Eski Diyarbakır Milletvekili Ömer Vehbi Hatipoğlu, İstanbul Sözleşmesi'nin feshedilmesi için " Bu firavun yasası, erkek için de olsa firavun yasası. Erkek çıkıp bir kadına iftira atarsa ve o iftiradan dolayı kadını içeri atarsanız bu da firavun yasası" diye değerlendirdi.

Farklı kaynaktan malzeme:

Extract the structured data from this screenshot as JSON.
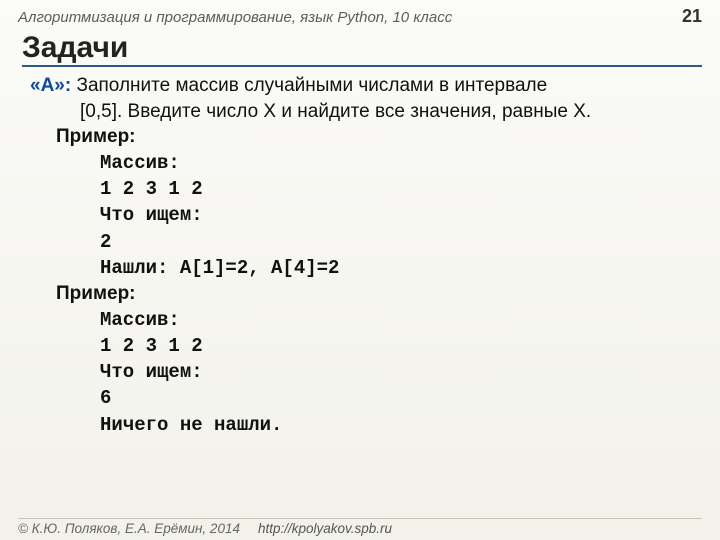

BBNTÜRK ekranlarında moderatörlüğünü Fehmi Çalmuk'un yaptığı Politik Adam programına konuk olan Eski Diyarbakır Milletvekili Ömer Vehbi Hatipoğlu İstanbul sözlemesi için şunları şöyledi:
"Sayın Cumhurbaşkanımız iptal etti. Allah razı olsun, doğru olanı yaptı ama ona dayalı olarak çıkan yasalar var. Bak ne diyor biliyor musun? Bu sözleşmedeki çok özel bir cümle söyleyeyim: "Hazreti Yusuf tacizcidir." Kur’an-ı Kerim bize niye Peygamber kıssalarını anlatıyor? Hz. Yusuf'a Züleyha taciz etmek istedi. Yusuf kaçtı kaçarken gömleğini bile yırtıldı ama Züleyha kalktı dedi ki, Yusuf bana tacizde bulundu, tecavüzde bulunmaya kalkıştı. Sorgusuz sualsiz bir kadının tek başına söylediği söz üzerine Hazreti Yusuf 7 yıl zindanda hapis yattı. Kur’an-ı Kerim bunu anlatıyor. Kur’an-ı Kerim, bir insanı bir tek insanın delilsiz iddiasıyla içeri atmak firavun yasasıdır, sakın firavunlaşmayın diyor. Hz. Yusuf sonra aklanıyor. Züleyha 'Ben ona tacizde bulundum o kaçtı' diyor. Hazreti Yusuf bu olayın ortaya çıkması üzerine 'Ben nefsimi aklamıyorum' diyor. Nefsimi aklamak için bunu yapmadım diyor. İnsanlar asansöre binmekten korkuyor. Asansörde bir bayan gelir oturur da indiğinde 'Beni asansörde taciz etti' derse sorgusuz sualsiz adam içeri atarlar. Bu firavun yasası, erkek için de olsa firavun yasası. Erkek çıkıp bir kadına iftira atarsa ve o iftiradan dolayı kadını içeri atarsanız bu da firavun yasası olur. Bu işin delili, ispatı, şahidi, tanığı olması lazım. Şimdi şu anda mevcut yasalar hala buna fırsat veriyor. Özellikle sosyal medyanın yaygın olduğu dönemde bu çok daha kötü şekilde seyrediyor. Kadın yazıyor, erkek buna cevap veriyor. Bir daha yazıyor ardından da kendi yazdıklarını siliyor. Erkeğin yazdıkları kalıyor. Bu beni taciz ediyor diyor."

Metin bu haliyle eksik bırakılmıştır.